Though the elder Shortridge relocated to the country, his sons remained in town. In the 1894 city directory, both of Shortridge’s sons—Walter and Willard—are listed at the property. At the time, Walter was a bookkeeper, and Willard was a dental student. Within two years, however, the brothers had moved out of the home, and ownership passed to Miss Tarquinia Voss, who took up residence in 1896.
According to the 1979 Old Northside Historic Area Preservation Plan, Tarquinia—daughter of lawyer Gustavus Voss—was considered “quite a flamboyant character in the neighborhood, as she lived for a time in Paris, and dressed in colorful clothes.” Voss, who never married, was active in the Daughters of the American Revolution, as well as the suffrage movement. She even served as an ambassador to France in 1900, and represented the state of Indiana at an international exposition. She participated in a variety of social clubs and societies, and even had an adopted daughter, Lurline. For nearly 40 years (and between her travels, of course), Voss called the corner property “home.” For a number of those years, Martha McKay was her across-the-street neighbor. It wasn’t until Voss’s death in 1930 that the home changed hands.
Since then, 1301 Broadway has had a bit of a rocky past. The home was actually vacant in 1940. At some point, it was transformed and split into six apartments. The city directories show that, over the decades, the number of apartments stayed the same, though the tenants often changed. By the time 1980 rolled around, two of the six units were vacant, and another was inhabited by the owner of the home, John Floyd. The current owner has been in possession of the home since 1993. Though he began exterior work in 2002, the work abruptly stopped, and the house has remained boarded up, vacant, sitting, waiting, empty … for 10 years.

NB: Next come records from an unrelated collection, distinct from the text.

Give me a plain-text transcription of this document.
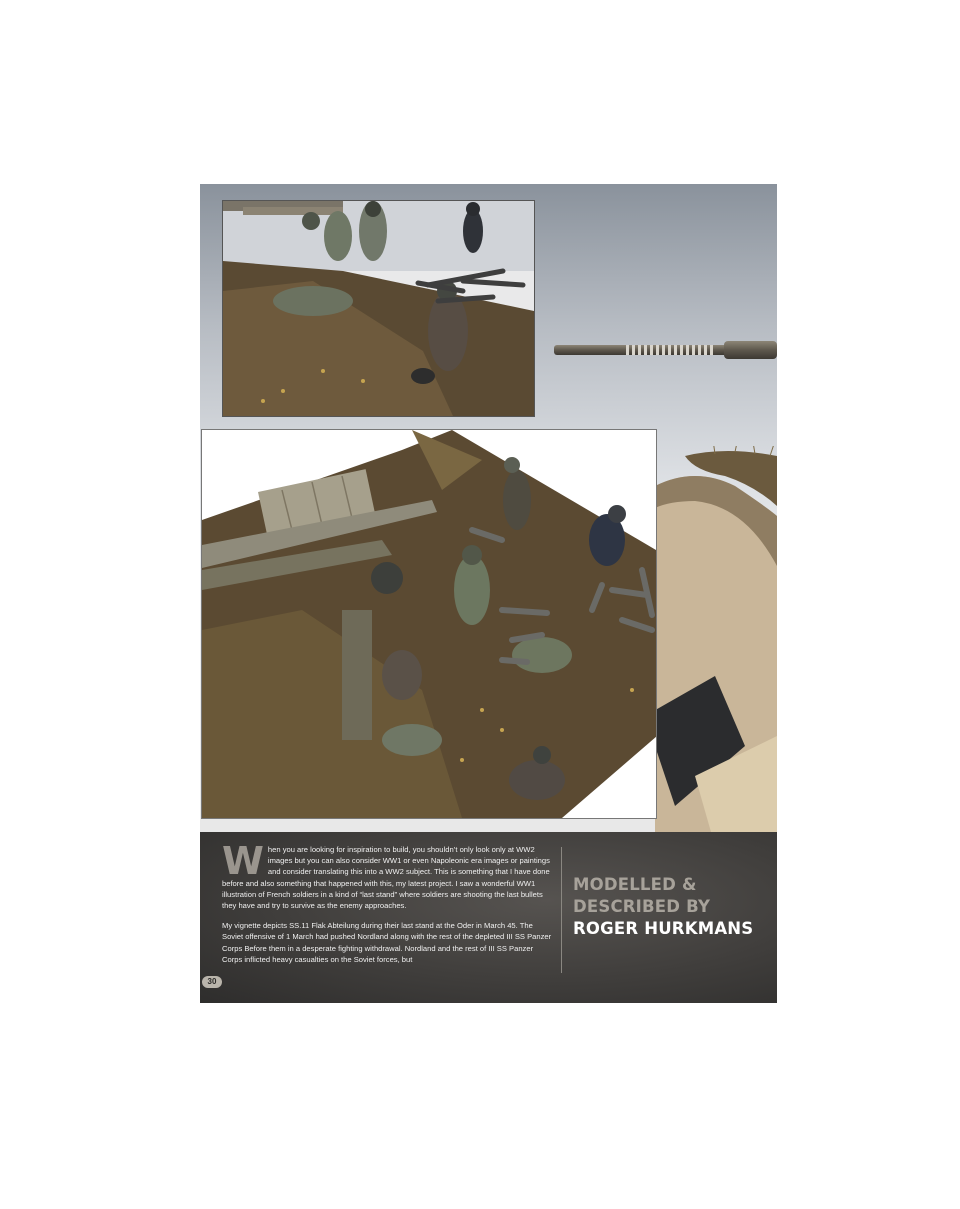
When you are looking for inspiration to build, you shouldn’t only look only at WW2 images but you can also consider WW1 or even Napoleonic era images or paintings and consider translating this into a WW2 subject. This is something that I have done before and also something that happened with this, my latest project. I saw a wonderful WW1 illustration of French soldiers in a kind of “last stand” where soldiers are shooting the last bullets they have and try to survive as the enemy approaches.

My vignette depicts SS.11 Flak Abteilung during their last stand at the Oder in March 45. The Soviet offensive of 1 March had pushed Nordland along with the rest of the depleted III SS Panzer Corps Before them in a desperate fighting withdrawal. Nordland and the rest of III SS Panzer Corps inflicted heavy casualties on the Soviet forces, but

MODELLED &
DESCRIBED BY
ROGER HURKMANS
30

Simply put, the home is endangered. It was a grand Italianate, a palace for its former residents. And now it is empty, perhaps regarded by its owner as a “hut of logs,” something Jefferson attributed to the poorest of individuals. It is a wooden structure, yes, but in the end, the materials don’t matter. When the homes of influencers like Shortridge and Voss are lost, we mourn the empty air, not the cornerstones. Though Jefferson believed that “every half-century our country becomes a tabula rasa, whereon we have to set out anew,” I struggle with the thought of erasing such a historic home, such a monument to those who strove for progress and encouragement. To me, I guess, there just isn’t ornamental value in a vacant lot.